Fächerübergreifend denken – forschen – lehren

Ziel der 2016 gegründeten AG kooperierender KGWT-Fachdidaktiken ist die nachhaltige Vernetzung von Forschung und Lehre im Bereich der Kultur- und GeistesWissenschaftlichen sowie der philologischen und Theologischen Lehramtsstudien.


Forschungs- und Entwicklungsbereich 4:
Mehrsprachige Schule: Spracherwerb und gesamtsprachliche Bildung:

Schule ist eine „weithin versprachlichte Institution“ (Ehlich 2013), an der Sprachen nicht nur Gegenstand, sondern auch Medium des Lernens in allen Fächern sind. Dazu kommt, dass die Unterrichtsrealität heute durch mehrsprachige Schüler/innen geprägt wird, nicht nur in Österreich. Aufgrund ihrer familiären Situation und bisherigen Schulerfahrungen verfügen sie über unterschiedlich beschaffene sprachliche Ressourcen, die auch dialektale Varietäten einschließen können (innere Mehrsprachigkeit). Dem seit geraumer Zeit monierten Bildungsziel einer curricularen statt additiven Mehrsprachigkeit entsprechend (u.a. Krumm 2005), sollen diese individuellen Dispositionen von Schüler/innen sowohl in sprachlich-kultureller als auch in leistungsbedingter Hinsicht valorisiert, zusammengeführt und weiterentwickelt werden.
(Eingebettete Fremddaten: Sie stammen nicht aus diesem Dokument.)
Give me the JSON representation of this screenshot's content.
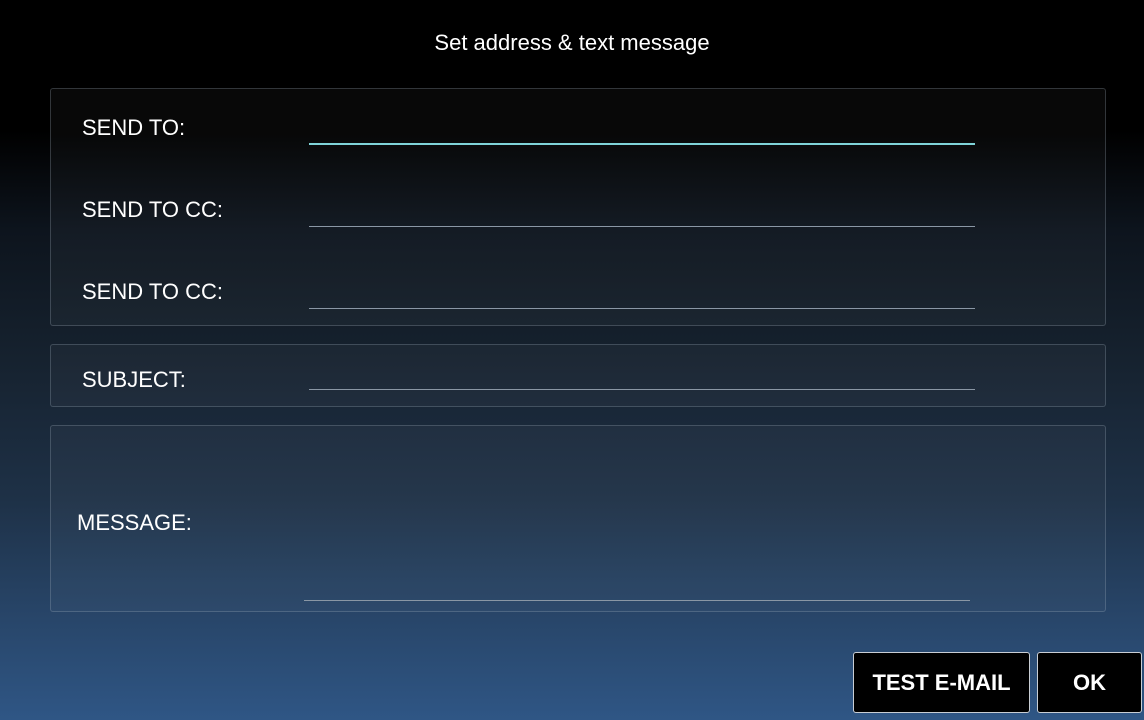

Spracherwerbskonzepte, die sich auf rezente Ergebnisse der Mehrsprachigkeitsforschung stützen, für unterrichtsmethodische Verfahren fruchtbar zu machen, ist erklärtes Ziel der sprachenübergreifenden Kooperation der KGWT-Didaktiken (Schwerpunkt 4a). Dabei schafft das Verständnis von kommunikativer Kompetenz als reflektiertes Sprachhandeln in einer vielsprachigen und globalisierten Welt eine Verbindung zur Mehrsprachigkeit. Einem emanzipatorischen Bildungsbegriff folgend soll Lernenden die Teilhabe an einer Fülle von sozialen Handlungsräumen sowie die ganzheitliche Weiterentwicklung ihrer sprachlich-kulturellen Identität ermöglicht werden. Es geht darum, das gesamtsprachliche Repertoire der Schüler/innen evidenzbasiert voranzutreiben und dabei die Wirkkraft von Sprachkompetenz auf den verschiedenen Ebenen (Bildungserfolge, Identitätsentwicklung, soziale Erwartungen usw.) gleichermaßen miteinzubeziehen.
Da angehende Lehrpersonen häufig (noch) nicht ausreichend mit den Voraussetzungen und Prozessen des Sprachlernens und den mehrsprachigkeitsfördernden Verfahren vertraut sind, ist auch die empirische Erforschung lehrseitiger Kompetenzen, die ungeachtet der fachlichen Verankerung für die gesamtsprachliche Entwicklung der Schüler/innen notwendig sind, ein zentrales Thema (Schwerpunkt 4b). In der Aus- und Fortbildung wollen wir (angehenden) Lehrkräften daher keine einfachen Lösungen, sondern einen kritisch-reflektierten und innovativen Umgang mit sprachlicher Heterogenität vermitteln. Lerngelegenheiten, die den Aufbau eigener Mehrsprachigkeitskompetenz und sprachförderlicher Fähigkeiten ermöglichen, werden dabei an spracherwerbstheoretische und mehrsprachigkeitsdidaktische Inhalte gekoppelt.
Schließlich braucht es auch empirische Unterrichtsforschung zur Effizienz mehrsprachigkeits­didaktischer Konzepte und zwar in Bezug auf alle Teilkompetenzen, an denen Unter­richtserfolg heute festgemacht wird. Dabei ist es von zentraler Bedeutung, Fachgruppen in den Schulen zu etablieren, in denen diese Konzepte im Sinne eines Design-Based-Research Ansatzes erprobt, empirisch untersucht und weiter entwickelt werden können (Schwerpunkt 4c).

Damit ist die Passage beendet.